Tradeworx and other firms like it use such algorithms in the lightning-quick trading approach that is altering the landscape of U.S. markets, driving broker-dealers out of business and changing how money managers invest.

High-frequency trading now accounts for 60 percent of total U.S. equity volume, and is spreading overseas and into other markets. These traders stand ready to buy and sell shares at all times, providing the liquidity that keeps markets moving. As a result, trading is now cheaper and easier than ever.

Yet critics worry fast trading may undermine the integrity of the U.S. equity market, a bastion of capitalism and corporate America, and could even spark another financial crisis.

They also complain about the money high-frequency firms are making -- and how they are making it. During last year's plunge, when volatility rose, many high-frequency traders earned 10 times their usual profits, executives at several of the proprietary firms told Reuters.

For their part, the fast traders don't see what all the fuss is about.

"We live in a capitalist society," said Tradeworx chief executive Manoj Narang, 40, wearing jeans, runners and a Yankees baseball cap.

"People should expect and be willing to pay a price for the liquidity that they get. No one should expect that a provider of liquidity is just going to stand there while you bulldoze them into submission," Mr. Narang said.

Tradeworx started high-frequency trading in January and now accounts for about 3 percent of overall volume in the exchange-traded fund SPDR Trust, which tracks the Standard & Poor's 500 Index and is one of the most heavily traded securities.

High-frequency traders point to last year's steep sell-off as proof of their value in helping the market run smoothly. While over-the-counter and other markets seized up, exacerbating the worst financial crisis since the Great Depression, fast traders continued to buy and sell shares.

Proponents also laud computerized trading for eliminating the shady transactions that often occurred in the past when people were directly involved in trading.

Tape Holds Answers to Debate

Trading today seems less intimate, less human, married as it is to computer code. The revolution has caught some people off guard, and has led to deep concerns.

Many institutional money managers are uneasy about how the fast traders anticipate their transactions, and worry that there might be information leakage about their trading intentions -- a critical issue for asset managers.
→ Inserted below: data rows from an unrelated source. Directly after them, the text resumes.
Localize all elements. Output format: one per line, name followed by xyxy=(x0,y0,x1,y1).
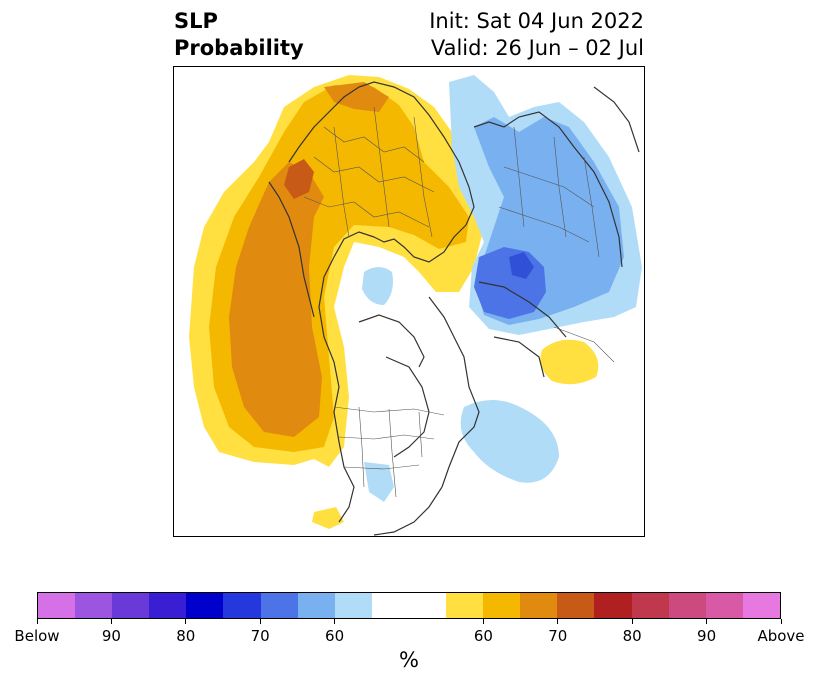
valid-range: Valid: 26 Jun – 02 Jul xyxy=(430,36,644,60)
colorbar-cell xyxy=(38,593,76,618)
colorbar-tick xyxy=(36,619,38,624)
colorbar-cell xyxy=(75,593,113,618)
map-dates: Init: Sat 04 Jun 2022 Valid: 26 Jun – 02… xyxy=(429,8,644,62)
below-50-blob-hudson xyxy=(362,267,393,305)
title-line-2: Probability xyxy=(174,36,304,60)
colorbar-label: 70 xyxy=(548,627,568,645)
colorbar-tick xyxy=(334,619,336,624)
colorbar-cell xyxy=(149,593,187,618)
above-80-region xyxy=(284,159,314,199)
below-50-blob-us xyxy=(364,462,394,502)
colorbar-cell xyxy=(186,593,224,618)
colorbar-cell xyxy=(408,593,447,618)
colorbar-label: 90 xyxy=(101,627,121,645)
colorbar-cell xyxy=(631,593,669,618)
probability-colorbar xyxy=(37,592,781,619)
map-title: SLP Probability xyxy=(174,8,304,62)
above-50-blob-atlantic xyxy=(540,339,599,385)
colorbar-label: 90 xyxy=(697,627,717,645)
above-70-north xyxy=(324,82,389,112)
above-50-blob-south xyxy=(312,507,344,529)
colorbar-tick xyxy=(110,619,112,624)
colorbar-label: Above xyxy=(757,627,805,645)
colorbar-tick xyxy=(706,619,708,624)
colorbar-tick xyxy=(557,619,559,624)
colorbar-tick xyxy=(259,619,261,624)
colorbar-cell xyxy=(483,593,521,618)
colorbar-cell xyxy=(334,593,372,618)
colorbar-unit: % xyxy=(399,648,419,672)
colorbar-tick xyxy=(482,619,484,624)
colorbar-label: 80 xyxy=(176,627,196,645)
colorbar-label: Below xyxy=(14,627,60,645)
colorbar-cell xyxy=(223,593,261,618)
init-date: Init: Sat 04 Jun 2022 xyxy=(429,9,644,33)
colorbar-tick xyxy=(780,619,782,624)
colorbar-label: 60 xyxy=(473,627,493,645)
colorbar-label: 80 xyxy=(622,627,642,645)
colorbar-cell xyxy=(520,593,558,618)
colorbar-cell xyxy=(742,593,780,618)
title-line-1: SLP xyxy=(174,9,218,33)
coastlines xyxy=(268,81,640,536)
political-boundaries xyxy=(303,106,615,498)
colorbar-cell xyxy=(112,593,150,618)
below-normal-shading xyxy=(362,75,642,502)
colorbar-cell xyxy=(668,593,706,618)
colorbar-tick xyxy=(185,619,187,624)
colorbar-cell xyxy=(260,593,298,618)
colorbar-label: 60 xyxy=(325,627,345,645)
map-canvas xyxy=(189,75,642,536)
colorbar-cell xyxy=(446,593,484,618)
colorbar-cell xyxy=(705,593,743,618)
below-50-region-atlantic xyxy=(460,399,559,483)
colorbar-cell xyxy=(371,593,409,618)
below-70-spot xyxy=(509,252,534,279)
colorbar-label: 70 xyxy=(250,627,270,645)
colorbar-cell xyxy=(557,593,595,618)
map-panel xyxy=(173,66,645,537)
colorbar-cell xyxy=(297,593,335,618)
colorbar-cell xyxy=(594,593,632,618)
colorbar-tick xyxy=(631,619,633,624)
above-70-region xyxy=(229,162,324,437)
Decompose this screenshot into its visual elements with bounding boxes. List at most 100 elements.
"High-frequency trading, fundamentally, when you look at what their algorithms are finding, they're almost a structured way of trying to front-run," said Jim McCaughan, chief executive of the asset management arm of Principal Financial Group, where he oversees about $215 billion in assets.

"That just seems to me ultimately as doing it at the expense of other investors," he said.

McCaughan said he had no proof of wrongdoing, yet he suspected it is quite likely the leaking of information may have happened. "If it has, it would at best be unfair to other investors and perhaps criminal," he said.

A furor over the extent of computerized trading erupted this summer when news of the enormous profits being garnered rankled a public already apprehensive about a crisis rooted in Wall Street -- whose bailout the taxpayer is footing.



By just reading the tape you can see a lot of what the other guys are doing. You can see who is successful. So eventually everyone is operating more or less the same strategy. Louis Liu, founder of Lotus


Critics fear an errant computer code, similar to the program trading behind the Black Monday crash of 1987, could engender another deep market plunge.